Jakarta –
Pemerintah mempunyai strategi nasional untuk mengadopsi transportasi berbasis hidrogen pada tahun 2031. Apakah menurut Anda realistis untuk mencapai hal ini?
Perhatikan bahwa hidrogen berbeda dari proses pembuatannya. Hidrogen sebenarnya tidak memiliki warna, namun sebagai pembeda hidrogen berwarna abu-abu, biru, dan hijau.
Saat ini, sebagian besar hidrogen berwarna abu-abu. Hidrogen ini berasal dari bahan bakar fosil seperti gas alam atau batu bara. Tentu saja jejak karbonnya masih ada. Selanjutnya, hidrogen biru dapat berasal dari biomassa, dan terakhir dari air sebagai hasil reaksi hidrogen dan oksigen, yang sebenarnya merupakan hidrogen murni, yaitu hidrogen hijau.
Prof. Dr.Eng Ir Dindarlianto ST. M. Eng mengatakan hidrogen berpotensi menjadi bahan bakar alternatif di masa depan. Hidrogen juga menjadi jawaban substitusi bahan bakar di berbagai industri, seperti sektor transportasi dan pembangkit listrik.
“Ketika pemerintah mengumumkan bahwa kita akan memiliki akses terhadap hidrogen pada tahun 2031. Pengetahuan masyarakat tentang hidrogen masih kurang, sekarang kita belum punya rencana,” kata Dindarlianto.
Dean yang akrab dipanggil Deendarlianto memulai penelitian terkait hidrogen. Penelitian ini bersifat kolaboratif dan didanai oleh pemerintah dan beberapa pihak industri.
Fokus utama penelitian ini terkait dengan produksi hidrogen hijau. Jenis ini diproduksi dengan cara yang ramah lingkungan. Sejauh ini penelitian tersebut telah melewati tahap penelitian dan pengembangan. Agar bisa dimanfaatkan dalam kehidupan, negara perlu mengedukasi masyarakat tentang hidrogen.
“Masalah utamanya adalah teknologi yang tidak mahal, murah, dampak sosial yang kuat, kurangnya perencanaan yang komprehensif dari pemerintah serta dukungan dari pemangku kepentingan lainnya,” jelasnya.
Ia mengatakan, rencana NZE 2060 Indonesia sudah bagus, namun ia ragu siapa yang mengawal misi suci tersebut.

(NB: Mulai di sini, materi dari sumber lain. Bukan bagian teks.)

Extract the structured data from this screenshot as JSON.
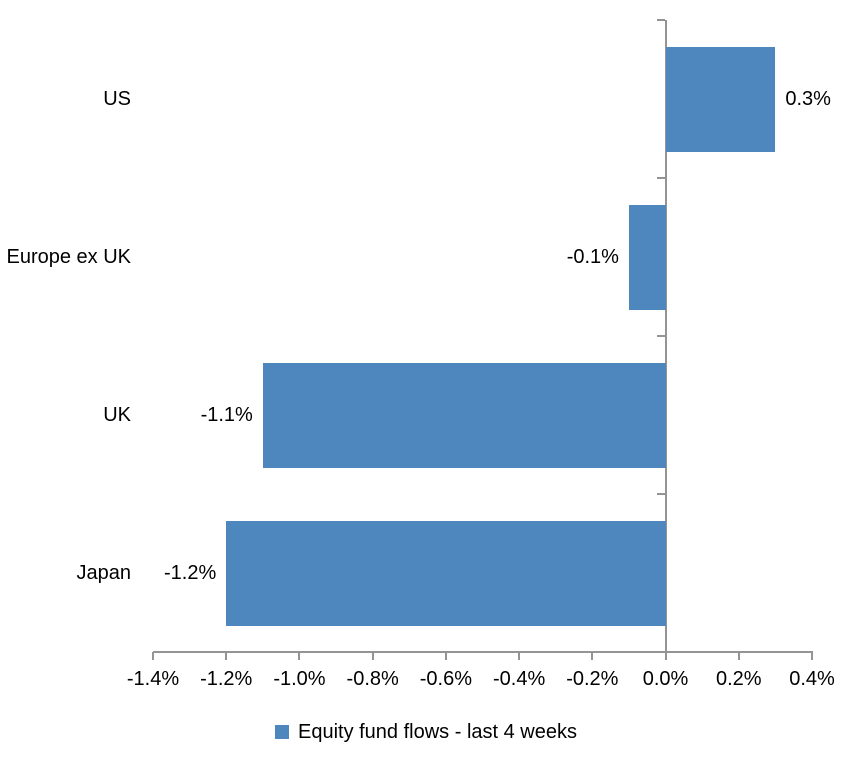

“Kalau roadmap NZE kita review setiap 5 tahun sekali, perencanaannya bagus. Masalahnya siapa yang mengawasi dan juga komitmen pelaksanaannya, ujarnya.
Khususnya dari sektor transportasi, untuk melanjutkan NZE perlu mempertimbangkan alternatif teknologi yang ramah lingkungan.
“Transportasinya ya. Ya, menurut penelitian yang kami lakukan, khususnya kebijakan energi tahun 2019, untuk memenuhi target emisi tahun 2030 di sektor transportasi, jawabannya bukanlah satu-satunya solusi. Tidak ada jawaban tunggal,” jelas Dean. . .
“Ada energi campuran, sumber energi terbarukan, akan kita kembangkan. Untuk sumbernya, ada persentase tertentu dari biofuel, kemudian ada persentase tertentu dari implementasi mandat E5, dan kemudian kita tidak bisa melupakan peran gas alam sebagai bagian dari transisi energi kita. Masuk mobil listrik Ada minat juga, ujarnya.
“Ketika pemerintah mengumumkan bahwa kita akan memiliki akses terhadap hidrogen pada tahun 2031. Pengetahuan masyarakat tentang hidrogen masih belum cukup, sekarang kita belum punya rencana, jelasnya.
Hidrogen merupakan salah satu deposit baru yang dieksplorasi di Indonesia yang tentunya sulit dilakukan. Kemudian, belajar dari negara-negara yang telah menggunakan hidrogen, rantai pasokan juga menjadi perhatian.
“Saya pikir hidrogen akan masuk ke sektor transportasi. Namun tidak hanya pada tahun 2031. Rantai pasokan adalah hal yang sangat sulit untuk dipertahankan, apalagi hidrogen hijau, hidrogen non-hijau, abu-abu. itu sulit, kata dokter. Aloysius Yoko Purwanto, ekonom energi ASEAN and East Asia Economic Research Institute (ERIA) saat berbincang dengan detikOto di Jakarta Selatan, Kamis (10/10/2024).
“Misalnya, California memiliki sel bahan bakar dan dijual di California. “Tetapi SPBU tersebut ditutup karena hidrogen belum tersedia, padahal itu bukan hidrogen hijau,” jelasnya. Tonton video “Teknologi sederhana ini memungkinkan mobil listrik Audi ‘menyedot’ polusi” (belakang/kering).